Many people associate Virginia Beach with cocktails in the sun and romance in the air. But the beautiful shoreline has brought much more to the city than tourism over the decades.
Due to a legacy of terrible storms and gale-force winds, the people of this coastal region have witnessed unending shipwrecks from their sandy shores.
Today, the Coast Guard and other military heroes are honored in the Naval Aviation Monument Park.
But beware: Wherever you find this many monuments to military heroism, it doesn’t take much digging before buried atrocities of the past bubble to the surface.
A Historic Legacy of Heroism and Heartbreak
The Coast Guard has a long-standing history in the city, executing rescue missions to save victims from relentless waves and deadly wreckage. For over a century, the US military has held a prominent place in Virginia Beach’s heroic, sometimes hidden history.

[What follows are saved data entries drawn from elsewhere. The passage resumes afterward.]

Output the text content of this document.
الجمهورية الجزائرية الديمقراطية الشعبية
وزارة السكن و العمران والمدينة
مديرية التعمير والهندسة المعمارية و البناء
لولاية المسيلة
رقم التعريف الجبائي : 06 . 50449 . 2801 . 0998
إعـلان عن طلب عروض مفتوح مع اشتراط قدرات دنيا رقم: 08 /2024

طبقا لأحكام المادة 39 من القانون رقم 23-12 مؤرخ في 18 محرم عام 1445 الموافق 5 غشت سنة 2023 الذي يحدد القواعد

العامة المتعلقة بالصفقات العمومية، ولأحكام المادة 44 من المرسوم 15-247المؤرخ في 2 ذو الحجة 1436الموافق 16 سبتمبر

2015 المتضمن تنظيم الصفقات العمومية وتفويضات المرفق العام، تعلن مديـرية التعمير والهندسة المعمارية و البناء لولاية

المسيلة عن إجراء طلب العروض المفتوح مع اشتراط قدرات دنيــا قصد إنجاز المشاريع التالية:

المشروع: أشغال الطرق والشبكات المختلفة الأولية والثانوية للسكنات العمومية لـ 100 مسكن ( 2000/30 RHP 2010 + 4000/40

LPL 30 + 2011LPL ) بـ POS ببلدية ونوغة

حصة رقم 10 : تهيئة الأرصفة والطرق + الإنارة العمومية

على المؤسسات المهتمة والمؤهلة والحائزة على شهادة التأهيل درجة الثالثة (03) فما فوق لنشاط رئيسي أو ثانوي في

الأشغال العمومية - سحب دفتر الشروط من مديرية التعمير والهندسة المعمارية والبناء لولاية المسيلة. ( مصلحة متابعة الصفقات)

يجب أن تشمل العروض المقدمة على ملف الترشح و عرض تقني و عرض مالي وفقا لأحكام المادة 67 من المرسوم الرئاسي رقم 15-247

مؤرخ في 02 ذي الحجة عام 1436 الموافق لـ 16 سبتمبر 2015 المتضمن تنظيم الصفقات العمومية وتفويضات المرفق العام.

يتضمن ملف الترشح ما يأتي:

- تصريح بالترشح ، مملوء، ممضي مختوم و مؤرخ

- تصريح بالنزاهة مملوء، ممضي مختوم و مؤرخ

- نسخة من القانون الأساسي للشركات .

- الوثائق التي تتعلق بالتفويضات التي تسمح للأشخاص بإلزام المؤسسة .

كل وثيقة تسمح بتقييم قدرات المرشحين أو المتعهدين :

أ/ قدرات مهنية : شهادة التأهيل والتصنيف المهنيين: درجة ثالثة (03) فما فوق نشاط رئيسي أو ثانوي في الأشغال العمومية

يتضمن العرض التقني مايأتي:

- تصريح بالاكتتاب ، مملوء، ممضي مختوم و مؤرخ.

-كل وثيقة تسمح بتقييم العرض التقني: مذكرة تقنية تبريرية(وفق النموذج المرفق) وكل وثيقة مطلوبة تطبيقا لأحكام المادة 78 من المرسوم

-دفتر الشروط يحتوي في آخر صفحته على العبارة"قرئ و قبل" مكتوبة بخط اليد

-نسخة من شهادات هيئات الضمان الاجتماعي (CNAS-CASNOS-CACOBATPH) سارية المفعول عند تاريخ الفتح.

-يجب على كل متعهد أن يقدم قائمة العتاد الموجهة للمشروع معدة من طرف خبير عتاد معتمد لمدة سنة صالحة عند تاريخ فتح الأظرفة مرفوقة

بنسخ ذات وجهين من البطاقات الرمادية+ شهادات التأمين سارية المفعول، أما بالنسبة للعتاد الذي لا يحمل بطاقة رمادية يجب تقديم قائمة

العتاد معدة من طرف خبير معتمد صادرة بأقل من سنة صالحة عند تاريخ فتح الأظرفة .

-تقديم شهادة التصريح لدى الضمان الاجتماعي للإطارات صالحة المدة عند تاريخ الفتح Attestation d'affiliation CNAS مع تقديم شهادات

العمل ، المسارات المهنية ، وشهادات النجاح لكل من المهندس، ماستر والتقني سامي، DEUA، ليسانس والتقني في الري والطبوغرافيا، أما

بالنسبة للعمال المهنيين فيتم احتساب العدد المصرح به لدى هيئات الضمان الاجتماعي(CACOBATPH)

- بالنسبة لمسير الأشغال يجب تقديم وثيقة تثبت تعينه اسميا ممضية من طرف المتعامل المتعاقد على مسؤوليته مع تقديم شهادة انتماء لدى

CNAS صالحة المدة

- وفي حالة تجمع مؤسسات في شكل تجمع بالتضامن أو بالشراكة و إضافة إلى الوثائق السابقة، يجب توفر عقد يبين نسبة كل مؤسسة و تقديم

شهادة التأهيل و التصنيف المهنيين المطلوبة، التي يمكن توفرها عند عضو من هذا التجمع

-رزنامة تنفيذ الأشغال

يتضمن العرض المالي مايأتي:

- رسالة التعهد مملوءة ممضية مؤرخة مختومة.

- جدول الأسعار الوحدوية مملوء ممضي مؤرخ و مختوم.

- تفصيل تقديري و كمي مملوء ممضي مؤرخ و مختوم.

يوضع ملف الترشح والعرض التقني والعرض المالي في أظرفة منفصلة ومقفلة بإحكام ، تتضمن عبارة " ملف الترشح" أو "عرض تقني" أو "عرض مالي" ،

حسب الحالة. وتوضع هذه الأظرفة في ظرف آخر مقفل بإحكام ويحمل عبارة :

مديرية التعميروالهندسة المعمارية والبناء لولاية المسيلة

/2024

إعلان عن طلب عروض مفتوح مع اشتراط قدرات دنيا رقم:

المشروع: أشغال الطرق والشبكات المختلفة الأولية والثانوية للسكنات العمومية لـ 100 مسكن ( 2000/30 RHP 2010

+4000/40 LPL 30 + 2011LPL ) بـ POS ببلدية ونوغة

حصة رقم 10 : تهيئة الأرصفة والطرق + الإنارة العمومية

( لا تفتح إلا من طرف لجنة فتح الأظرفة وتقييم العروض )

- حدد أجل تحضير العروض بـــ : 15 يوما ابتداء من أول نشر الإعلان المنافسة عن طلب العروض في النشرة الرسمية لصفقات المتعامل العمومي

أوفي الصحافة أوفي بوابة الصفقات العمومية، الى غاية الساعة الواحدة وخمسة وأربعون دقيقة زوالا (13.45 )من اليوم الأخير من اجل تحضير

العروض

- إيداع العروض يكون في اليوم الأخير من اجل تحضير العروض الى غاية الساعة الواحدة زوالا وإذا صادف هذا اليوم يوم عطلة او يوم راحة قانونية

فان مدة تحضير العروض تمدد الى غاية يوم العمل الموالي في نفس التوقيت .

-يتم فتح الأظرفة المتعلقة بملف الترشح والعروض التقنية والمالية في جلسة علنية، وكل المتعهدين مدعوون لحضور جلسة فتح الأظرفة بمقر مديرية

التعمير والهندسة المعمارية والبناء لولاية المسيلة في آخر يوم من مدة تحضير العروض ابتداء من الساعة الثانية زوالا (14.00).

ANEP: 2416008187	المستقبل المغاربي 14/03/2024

In 1910, Eugene Ely was the first aviator to take off into flight from the deck of a ship, right in Hampton Roads. The waters off of Virginia Beach became a prominent training ground for brave military men and women practicing with aircraft carriers, ships, planes, submarines, and more. The military training in this region prepared aviators and soldiers for countless battles in all of the United States’ deadliest wars, from WW1 to Korea to Vietnam.
Dedicated in 2006 by the Hampton Roads Squadron of the Naval Aviation Foundation Association, the Naval Aviation Monument is, unsurprisingly, a key fixture of the park that shares its name. This monument, along with all the other bronze statues sprinkled throughout the park, honors the brave Americans who fought for their country.
But the more people Virginia Beach sent into battle, the more news of death returned to their shores. Many have said that terrified cries for mercy and sorrowful regrets for never returning home echo through the monument park, carried out to sea by those powerful gale-force winds.